Thank you for your comment!!! I too had this issue

William Fleming

Right on Tom. Dealt with the same issue.

William Fleming

Now set to: .ember-modal-overlay.translucent { background-color: rgba(#4C574A, 0.6); }

Ben Kolera

I also had to change the dialog selector to '.ember-modal-dialog.ember-modal-dialog-center' since '.ember-modal-dialog' was less specific than a style applying from the base style and was not doing the overriding we wanted.

Mark Carlson

Looking at .ember-modal-dialog: background-color: $bg-color; Is $bg-color defined somewhere?

Tristan Edwards

@markcarlson: $bg-color is in layout.scss (sorry for the late answer) :)

Mark Carlson

@tristan: You're right! Interestingly, my screen doesn't look right here. Seems as though the .ember-modal-dialog class from ember-modal-appearance.scss is taking precedence over the class in ui.scss.

Malik Dixon

Hey Tristan, When you input the information in the chirp, The chirp button is clicked and the modal widow will not close. I can use some assistance with this.

Tristan Edwards

@malikdixon47: Are you bubbling up the dismiss-action throughthis.attrs.dismiss() after posting?

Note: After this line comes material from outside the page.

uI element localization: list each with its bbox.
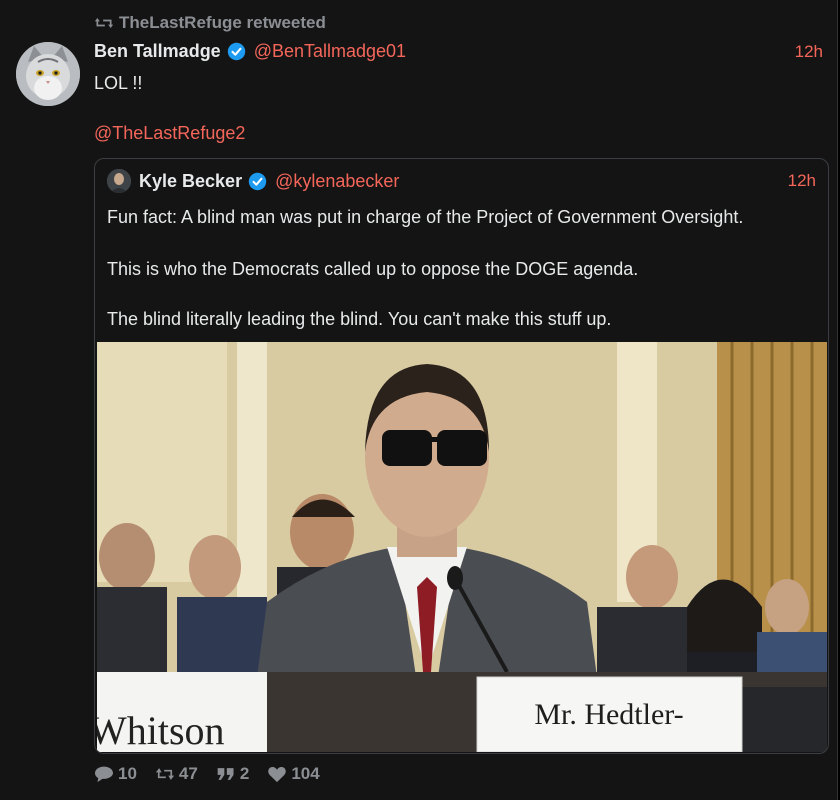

Also, check your JavaScript console to see if there are any errors there. :)

Malik Dixon

There are no errors in the console and this.attrs.dismiss(); is there as instructed.

Malik Dixon

Awaiting further instructions.

Tristan Edwards

@malikdixon47: I cannot reproduce the issue, even with updated package versions. I think the only way I could debug your particular issue would be if you uploaded your project to GitHub!

Malik Dixon

I have done that already. https://github.com/mdixon47/chirper please let me know what you see.

Malik Dixon

Thank you for the assist.

Tristan Edwards

@malikdixon47: Alright, seems like you forgot the if-statement in the template file. I submitted a pull request for you with the fix.